2) A "questão da terra". Neste assunto, a dra. Vanda segue
as pisadas do habilidoso Onésimo Silveira. O problema é que, como alertava o
outro (Jean-François Revel), "muitos que dão lições não têm exemplos para
apresentar". Secundar Onésimo na política é, no mínimo, uma empresa arriscada.
Como nos versos de Dante ("Tu és o meu guia, o meu senhor e o meu mestre"),
trata-se de escolher uma má companhia na inevitável descida aos Infernos. A
encenação da ilustre advogada é, pois, deprimente...
3) Invocar a independência nacional na questão da venda dos
terrenos é um mau argumento. A terra não é um fim em si mesmo, é apenas um meio.
O mais importante é a nossa liberdade, a transparência na gestão da "res
publica" e o primado da justiça. É este o cerne do chamado "patriotismo cívico".

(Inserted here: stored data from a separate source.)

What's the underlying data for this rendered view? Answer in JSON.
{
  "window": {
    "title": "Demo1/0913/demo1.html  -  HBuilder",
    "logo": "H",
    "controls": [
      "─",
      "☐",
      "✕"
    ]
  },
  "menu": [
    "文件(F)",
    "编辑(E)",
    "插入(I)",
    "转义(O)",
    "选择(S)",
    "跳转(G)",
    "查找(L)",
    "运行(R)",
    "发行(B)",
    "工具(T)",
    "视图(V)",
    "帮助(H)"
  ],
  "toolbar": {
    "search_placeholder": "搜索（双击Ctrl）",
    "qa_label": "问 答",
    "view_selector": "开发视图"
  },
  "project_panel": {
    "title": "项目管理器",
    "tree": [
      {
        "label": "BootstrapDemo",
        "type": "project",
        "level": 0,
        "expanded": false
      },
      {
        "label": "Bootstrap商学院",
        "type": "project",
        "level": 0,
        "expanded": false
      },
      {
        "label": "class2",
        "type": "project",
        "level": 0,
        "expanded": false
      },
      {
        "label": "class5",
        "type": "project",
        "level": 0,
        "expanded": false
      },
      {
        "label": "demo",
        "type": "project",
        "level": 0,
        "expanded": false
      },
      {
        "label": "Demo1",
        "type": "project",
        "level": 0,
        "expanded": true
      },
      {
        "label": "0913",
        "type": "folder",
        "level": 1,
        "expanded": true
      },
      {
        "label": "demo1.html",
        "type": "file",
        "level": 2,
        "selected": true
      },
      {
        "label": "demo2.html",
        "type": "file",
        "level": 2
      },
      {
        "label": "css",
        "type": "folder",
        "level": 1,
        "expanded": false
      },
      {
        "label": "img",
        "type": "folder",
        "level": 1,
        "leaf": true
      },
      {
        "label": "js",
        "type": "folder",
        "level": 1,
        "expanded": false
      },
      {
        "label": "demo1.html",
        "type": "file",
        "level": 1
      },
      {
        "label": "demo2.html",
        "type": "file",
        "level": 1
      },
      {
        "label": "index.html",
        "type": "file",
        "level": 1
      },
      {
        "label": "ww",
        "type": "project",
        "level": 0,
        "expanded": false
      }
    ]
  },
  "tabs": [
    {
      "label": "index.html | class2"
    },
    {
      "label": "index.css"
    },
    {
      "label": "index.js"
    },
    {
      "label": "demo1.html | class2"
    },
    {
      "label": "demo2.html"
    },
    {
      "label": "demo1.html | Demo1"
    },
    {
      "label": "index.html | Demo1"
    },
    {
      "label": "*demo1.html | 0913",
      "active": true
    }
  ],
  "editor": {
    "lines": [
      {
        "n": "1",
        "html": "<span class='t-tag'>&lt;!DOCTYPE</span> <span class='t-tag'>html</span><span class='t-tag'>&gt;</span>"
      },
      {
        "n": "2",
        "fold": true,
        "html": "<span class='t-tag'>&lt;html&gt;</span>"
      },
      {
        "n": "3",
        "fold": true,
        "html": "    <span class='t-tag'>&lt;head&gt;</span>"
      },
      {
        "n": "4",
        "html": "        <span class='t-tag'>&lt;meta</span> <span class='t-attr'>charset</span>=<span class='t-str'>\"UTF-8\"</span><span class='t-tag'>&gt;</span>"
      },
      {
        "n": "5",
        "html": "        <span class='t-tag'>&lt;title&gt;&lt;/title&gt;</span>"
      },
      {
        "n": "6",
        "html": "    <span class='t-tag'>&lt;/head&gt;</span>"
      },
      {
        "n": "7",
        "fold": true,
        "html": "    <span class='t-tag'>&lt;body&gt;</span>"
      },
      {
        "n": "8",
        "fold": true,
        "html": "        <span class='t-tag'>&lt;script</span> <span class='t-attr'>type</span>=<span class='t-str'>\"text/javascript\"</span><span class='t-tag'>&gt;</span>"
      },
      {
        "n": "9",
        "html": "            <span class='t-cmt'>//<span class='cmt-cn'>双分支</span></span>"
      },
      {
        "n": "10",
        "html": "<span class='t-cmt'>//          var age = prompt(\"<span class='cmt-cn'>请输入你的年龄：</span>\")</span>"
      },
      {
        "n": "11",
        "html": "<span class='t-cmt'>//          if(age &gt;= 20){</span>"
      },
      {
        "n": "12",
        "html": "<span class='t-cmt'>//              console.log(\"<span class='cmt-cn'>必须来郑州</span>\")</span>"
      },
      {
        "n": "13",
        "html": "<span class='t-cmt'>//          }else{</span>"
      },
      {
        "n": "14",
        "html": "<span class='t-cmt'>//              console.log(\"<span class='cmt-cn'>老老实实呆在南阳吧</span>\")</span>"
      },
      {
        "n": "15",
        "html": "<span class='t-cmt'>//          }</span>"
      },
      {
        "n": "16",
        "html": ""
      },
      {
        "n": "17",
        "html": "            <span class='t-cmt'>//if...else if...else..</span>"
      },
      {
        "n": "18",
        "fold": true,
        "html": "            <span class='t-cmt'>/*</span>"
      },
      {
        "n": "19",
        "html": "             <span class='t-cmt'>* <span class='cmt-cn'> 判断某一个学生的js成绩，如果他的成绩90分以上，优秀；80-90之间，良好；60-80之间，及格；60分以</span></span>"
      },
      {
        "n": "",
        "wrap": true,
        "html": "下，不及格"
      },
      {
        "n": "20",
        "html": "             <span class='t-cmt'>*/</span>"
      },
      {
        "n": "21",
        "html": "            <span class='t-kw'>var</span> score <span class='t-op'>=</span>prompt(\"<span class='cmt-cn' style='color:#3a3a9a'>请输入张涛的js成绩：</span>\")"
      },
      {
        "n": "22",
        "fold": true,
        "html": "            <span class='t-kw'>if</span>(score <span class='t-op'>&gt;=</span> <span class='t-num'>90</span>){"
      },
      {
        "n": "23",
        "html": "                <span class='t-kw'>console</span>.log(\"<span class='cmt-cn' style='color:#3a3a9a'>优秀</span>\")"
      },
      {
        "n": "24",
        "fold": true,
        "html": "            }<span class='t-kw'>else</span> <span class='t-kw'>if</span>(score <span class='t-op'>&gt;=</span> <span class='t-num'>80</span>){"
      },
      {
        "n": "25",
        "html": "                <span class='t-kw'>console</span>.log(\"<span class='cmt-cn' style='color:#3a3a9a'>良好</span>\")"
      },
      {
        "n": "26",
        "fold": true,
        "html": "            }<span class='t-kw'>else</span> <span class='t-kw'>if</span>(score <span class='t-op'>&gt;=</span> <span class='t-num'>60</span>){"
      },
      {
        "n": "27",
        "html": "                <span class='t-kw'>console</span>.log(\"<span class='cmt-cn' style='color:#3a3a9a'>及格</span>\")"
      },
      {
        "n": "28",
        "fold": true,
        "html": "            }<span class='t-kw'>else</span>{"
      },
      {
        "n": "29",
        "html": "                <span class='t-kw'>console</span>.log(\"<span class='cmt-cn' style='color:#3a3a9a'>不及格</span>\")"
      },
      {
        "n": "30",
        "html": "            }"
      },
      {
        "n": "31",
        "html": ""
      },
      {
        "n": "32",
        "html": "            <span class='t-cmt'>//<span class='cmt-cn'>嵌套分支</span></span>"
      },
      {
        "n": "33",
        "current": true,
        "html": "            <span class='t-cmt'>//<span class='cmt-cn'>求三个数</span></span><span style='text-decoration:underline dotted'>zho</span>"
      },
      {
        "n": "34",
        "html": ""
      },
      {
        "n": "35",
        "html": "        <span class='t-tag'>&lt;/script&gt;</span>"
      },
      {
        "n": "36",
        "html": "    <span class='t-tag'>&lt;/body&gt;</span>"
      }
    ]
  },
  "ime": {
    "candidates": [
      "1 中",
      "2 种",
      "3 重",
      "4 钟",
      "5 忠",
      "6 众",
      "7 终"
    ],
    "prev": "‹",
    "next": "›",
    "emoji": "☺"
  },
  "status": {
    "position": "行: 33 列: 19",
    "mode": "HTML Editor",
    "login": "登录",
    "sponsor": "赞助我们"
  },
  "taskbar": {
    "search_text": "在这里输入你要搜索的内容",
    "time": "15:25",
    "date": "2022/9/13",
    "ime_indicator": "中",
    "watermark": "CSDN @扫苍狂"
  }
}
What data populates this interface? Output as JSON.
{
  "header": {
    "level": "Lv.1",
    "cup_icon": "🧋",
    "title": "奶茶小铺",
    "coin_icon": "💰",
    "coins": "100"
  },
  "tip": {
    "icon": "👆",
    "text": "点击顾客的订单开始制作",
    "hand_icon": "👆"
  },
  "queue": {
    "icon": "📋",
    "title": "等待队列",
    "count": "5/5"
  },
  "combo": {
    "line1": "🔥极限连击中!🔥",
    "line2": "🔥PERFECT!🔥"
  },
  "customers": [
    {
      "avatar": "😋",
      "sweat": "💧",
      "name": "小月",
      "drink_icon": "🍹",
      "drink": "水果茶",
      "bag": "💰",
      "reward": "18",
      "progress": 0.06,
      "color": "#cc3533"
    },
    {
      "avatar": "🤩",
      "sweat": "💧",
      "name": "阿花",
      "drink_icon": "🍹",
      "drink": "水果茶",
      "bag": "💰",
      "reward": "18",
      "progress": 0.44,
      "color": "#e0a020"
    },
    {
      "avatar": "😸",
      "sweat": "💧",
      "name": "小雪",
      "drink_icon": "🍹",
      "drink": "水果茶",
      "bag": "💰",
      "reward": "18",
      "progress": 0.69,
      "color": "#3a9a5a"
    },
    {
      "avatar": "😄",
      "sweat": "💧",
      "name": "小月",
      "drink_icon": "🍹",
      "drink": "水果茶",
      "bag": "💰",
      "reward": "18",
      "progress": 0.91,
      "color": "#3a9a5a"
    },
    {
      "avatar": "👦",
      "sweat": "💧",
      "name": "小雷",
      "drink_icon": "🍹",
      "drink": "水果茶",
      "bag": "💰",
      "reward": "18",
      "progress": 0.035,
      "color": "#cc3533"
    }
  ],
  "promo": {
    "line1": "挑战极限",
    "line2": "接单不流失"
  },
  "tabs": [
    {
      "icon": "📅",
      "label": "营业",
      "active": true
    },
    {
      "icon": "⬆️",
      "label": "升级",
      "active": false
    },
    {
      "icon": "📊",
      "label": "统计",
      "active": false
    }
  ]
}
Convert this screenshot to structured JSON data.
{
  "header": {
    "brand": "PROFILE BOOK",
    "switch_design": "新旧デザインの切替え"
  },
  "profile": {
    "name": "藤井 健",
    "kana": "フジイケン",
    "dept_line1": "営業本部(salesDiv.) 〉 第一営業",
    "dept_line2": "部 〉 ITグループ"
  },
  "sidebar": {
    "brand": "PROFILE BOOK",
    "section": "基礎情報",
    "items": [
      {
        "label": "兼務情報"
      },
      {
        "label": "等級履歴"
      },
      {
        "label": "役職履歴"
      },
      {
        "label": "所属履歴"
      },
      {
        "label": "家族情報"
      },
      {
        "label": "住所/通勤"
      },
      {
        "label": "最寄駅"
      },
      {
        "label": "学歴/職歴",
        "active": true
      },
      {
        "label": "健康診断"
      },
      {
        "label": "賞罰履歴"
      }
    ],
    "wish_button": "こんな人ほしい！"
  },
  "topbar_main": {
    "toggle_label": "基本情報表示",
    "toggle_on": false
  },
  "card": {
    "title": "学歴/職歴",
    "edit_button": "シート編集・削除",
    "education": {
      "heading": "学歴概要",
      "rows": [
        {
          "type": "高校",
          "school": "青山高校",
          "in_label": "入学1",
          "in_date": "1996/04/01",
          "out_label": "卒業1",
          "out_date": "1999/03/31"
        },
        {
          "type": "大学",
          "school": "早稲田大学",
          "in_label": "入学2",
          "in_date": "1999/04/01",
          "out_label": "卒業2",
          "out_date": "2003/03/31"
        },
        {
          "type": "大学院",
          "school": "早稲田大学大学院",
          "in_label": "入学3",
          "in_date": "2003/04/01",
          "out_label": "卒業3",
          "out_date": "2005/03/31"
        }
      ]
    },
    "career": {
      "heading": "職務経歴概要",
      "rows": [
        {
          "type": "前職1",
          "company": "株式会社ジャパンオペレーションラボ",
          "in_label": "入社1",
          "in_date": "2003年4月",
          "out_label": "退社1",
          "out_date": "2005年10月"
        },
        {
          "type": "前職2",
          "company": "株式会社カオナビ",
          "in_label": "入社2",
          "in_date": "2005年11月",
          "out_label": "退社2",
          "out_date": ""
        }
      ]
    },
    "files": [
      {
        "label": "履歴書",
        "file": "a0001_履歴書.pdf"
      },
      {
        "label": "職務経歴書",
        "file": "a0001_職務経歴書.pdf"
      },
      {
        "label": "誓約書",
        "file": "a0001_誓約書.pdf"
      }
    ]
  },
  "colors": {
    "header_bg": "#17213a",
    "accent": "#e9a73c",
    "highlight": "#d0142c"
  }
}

Se os municípios adoptarem uma boa política de Ordenamento do Território (PDM,
etc.), haverá, com certeza, terrenos para os cidadãos cabo-verdianos e para o
investimento externo, essencial para a criação de riqueza e de novos empregos.
São Vicente precisa de atrair empresas e investimentos. Com isso, a dra. Vanda
terá mais "consultoria jurídica" e os jovens mais empregos à sua disposição.
Todos sairão a ganhar, excepto a xenofobia.
Casimiro de Pina – casypina@hotmail.com
[1] A análise dos costumes deve constituir um ponto de
honra dos Estudos Políticos. Há uma riquíssima tradição intelectual que se
ocupou desse capítulo, muitas vezes negligenciado na prática. Montesquieu, com
as suas "Cartas Persas", notabilizou-se nesse domínio, assim como Alexis de
Tocqueville, que escreveu, no século XIX, essa obra monumental que é "Da
Democracia na América".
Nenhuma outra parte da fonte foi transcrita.